Portraits of a Division

Here at ACPS, we know just how great our students and staff are and have decided to share that knowledge with our community. With our Portraits of a Division series, we aim to highlight students and staff on a frequent basis to show just how awesome our school community is. Below you will find the most recent portrait. For older portraits, see our archive at the bottom of the page.

Portrait of an ACPS Student: Alena Touve

[FADE IN]

EXT. RURAL SCENE - EVENING

We zoom out to see a group of teenagers hunched around a camera. The first group of teenagers is surrounded by another group of teenagers with more filming equipment. We realize they’re filming a scene within a scene.

The on-screen teenagers discuss what they’ve just “filmed” and agree to reset for another take. The actors take up their positions once more and a scream cuts through the air. 

“DIRECTOR”
(Frustrated, with a huff)

Cut! Reset! 

(to the ACTRESS who screamed) 

What was that?

"DIRECTOR" walks over to see what startled the ACTRESS, who now seems rooted to her mark, anticipating a snake or some kind of bug. What he finds, though, is a body. One of them has been killed.

[FADE OUT]

Alena Touve, a sophomore at Western Albemarle High School, loves film. She loves to do it all: write, direct, and act, after getting a taste of the production side of the industry in her debut as the main love interest in a 3-episode miniseries produced by a local amateur production company last year.

The plot of the miniseries follows a group of high school students who accidentally commit a murder while filming a movie, adding one more thing to their plate as they face graduation.

“It was so fun to do,” she said. “We got to film in some really cool places.”

Alena became interested in filming after finding her parents’ old camcorder from the ’90s — a big, clunky camera that they had to teach her how to load a VHS into.

“The film was really fun to work with and it gave this really vintage, grainy look to all of the footage I took,” she said. But unfortunately, the equipment didn’t last very long, she said. “The tapes just kind of started to disintegrate in my hands because they were so old.”
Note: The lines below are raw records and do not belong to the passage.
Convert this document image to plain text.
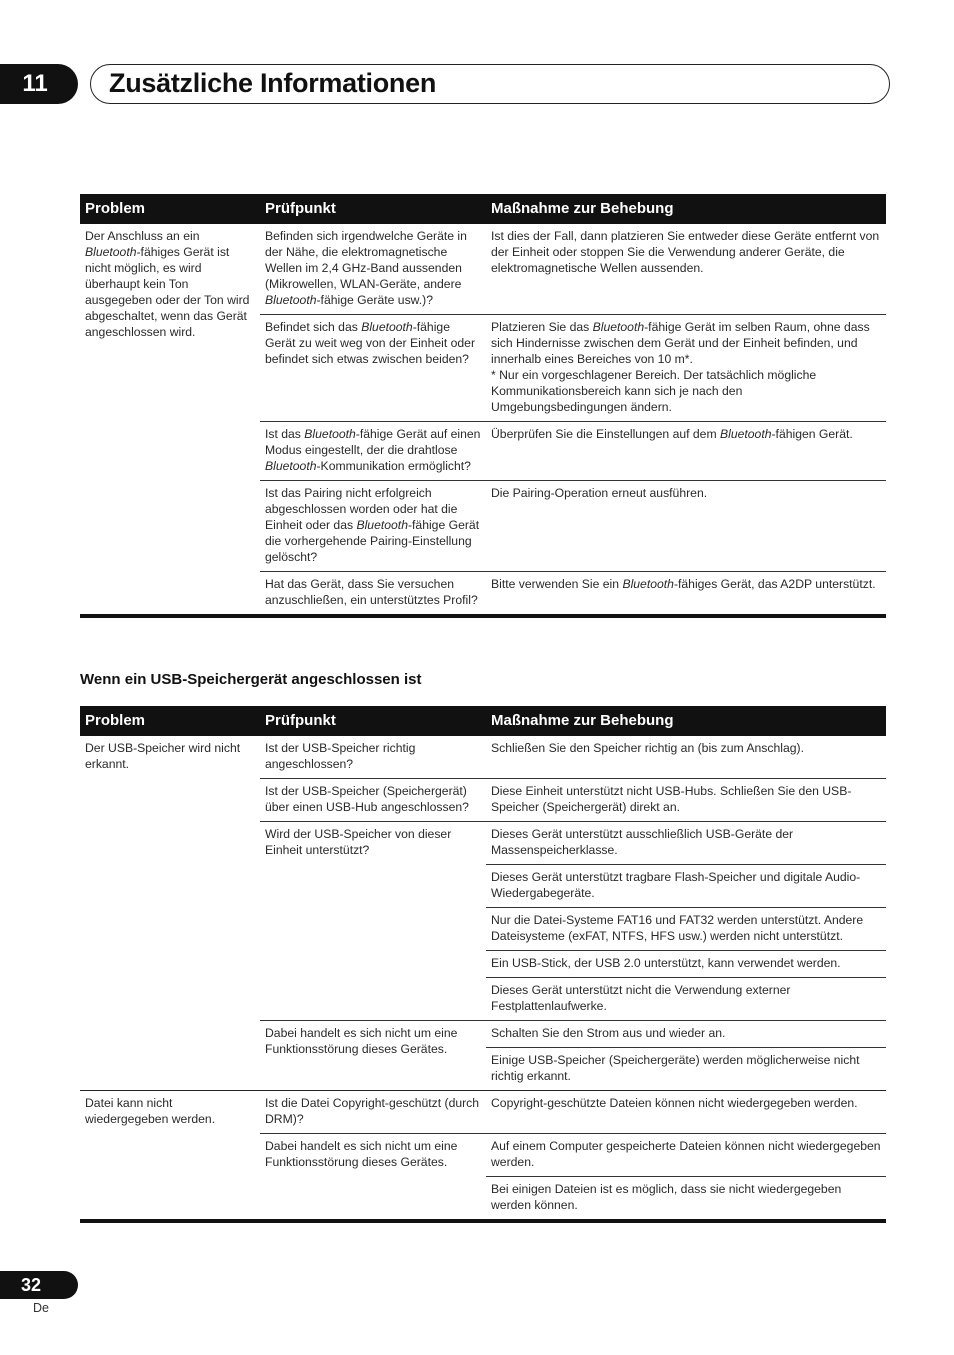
11	Zusätzliche Informationen
Problem	Prüfpunkt	Maßnahme zur Behebung
Der Anschluss an ein Bluetooth-fähiges Gerät ist nicht möglich, es wird überhaupt kein Ton ausgegeben oder der Ton wird abgeschaltet, wenn das Gerät angeschlossen wird.	Befinden sich irgendwelche Geräte in der Nähe, die elektromagnetische Wellen im 2,4 GHz-Band aussenden (Mikrowellen, WLAN-Geräte, andere Bluetooth-fähige Geräte usw.)?	Ist dies der Fall, dann platzieren Sie entweder diese Geräte entfernt von der Einheit oder stoppen Sie die Verwendung anderer Geräte, die elektromagnetische Wellen aussenden.
	Befindet sich das Bluetooth-fähige Gerät zu weit weg von der Einheit oder befindet sich etwas zwischen beiden?	Platzieren Sie das Bluetooth-fähige Gerät im selben Raum, ohne dass sich Hindernisse zwischen dem Gerät und der Einheit befinden, und innerhalb eines Bereiches von 10 m*.
* Nur ein vorgeschlagener Bereich. Der tatsächlich mögliche Kommunikationsbereich kann sich je nach den Umgebungsbedingungen ändern.
	Ist das Bluetooth-fähige Gerät auf einen Modus eingestellt, der die drahtlose Bluetooth-Kommunikation ermöglicht?	Überprüfen Sie die Einstellungen auf dem Bluetooth-fähigen Gerät.
	Ist das Pairing nicht erfolgreich abgeschlossen worden oder hat die Einheit oder das Bluetooth-fähige Gerät die vorhergehende Pairing-Einstellung gelöscht?	Die Pairing-Operation erneut ausführen.
	Hat das Gerät, dass Sie versuchen anzuschließen, ein unterstütztes Profil?	Bitte verwenden Sie ein Bluetooth-fähiges Gerät, das A2DP unterstützt.
Wenn ein USB-Speichergerät angeschlossen ist
Problem	Prüfpunkt	Maßnahme zur Behebung
Der USB-Speicher wird nicht erkannt.	Ist der USB-Speicher richtig angeschlossen?	Schließen Sie den Speicher richtig an (bis zum Anschlag).
	Ist der USB-Speicher (Speichergerät) über einen USB-Hub angeschlossen?	Diese Einheit unterstützt nicht USB-Hubs. Schließen Sie den USB-Speicher (Speichergerät) direkt an.
	Wird der USB-Speicher von dieser Einheit unterstützt?	Dieses Gerät unterstützt ausschließlich USB-Geräte der Massenspeicherklasse.
		Dieses Gerät unterstützt tragbare Flash-Speicher und digitale Audio-Wiedergabegeräte.
		Nur die Datei-Systeme FAT16 und FAT32 werden unterstützt. Andere Dateisysteme (exFAT, NTFS, HFS usw.) werden nicht unterstützt.
		Ein USB-Stick, der USB 2.0 unterstützt, kann verwendet werden.
		Dieses Gerät unterstützt nicht die Verwendung externer Festplattenlaufwerke.
	Dabei handelt es sich nicht um eine Funktionsstörung dieses Gerätes.	Schalten Sie den Strom aus und wieder an.
		Einige USB-Speicher (Speichergeräte) werden möglicherweise nicht richtig erkannt.
Datei kann nicht wiedergegeben werden.	Ist die Datei Copyright-geschützt (durch DRM)?	Copyright-geschützte Dateien können nicht wiedergegeben werden.
	Dabei handelt es sich nicht um eine Funktionsstörung dieses Gerätes.	Auf einem Computer gespeicherte Dateien können nicht wiedergegeben werden.
		Bei einigen Dateien ist es möglich, dass sie nicht wiedergegeben werden können.
32
De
But she still digitized the footage and pieced it together using more modern programs. Then, when she got involved with the miniseries production, her interest in the industry really took off. She began writing her own shorts — little snippets of scenes here and there when she’s inspired by the small things around her.

“I love the ‘slice of life’ type films where nothing really happens but you get to see the little dramatic or funny things we all experience,” Alena said. 

And even though she’s only a sophomore, she’s already started looking at college film programs. She’s looked into some local programs, UVA, VCU, and the University of Richmond among them. However, Alena muses she’d love to attend the University of Chicago’s film program.

“Chicago is just such a cool city and I’d love to film there,” she said. Some of her favorite memories revolve around visiting family around the city and making the trip inside the skyline to see the sights.

But, in the meantime, she’s still focusing on her next two years at Western.

“I’m actually looking forward to AP Art History,” she said. “You get to just sit and learn about and look at art. I think it’s going to be a lot of fun.”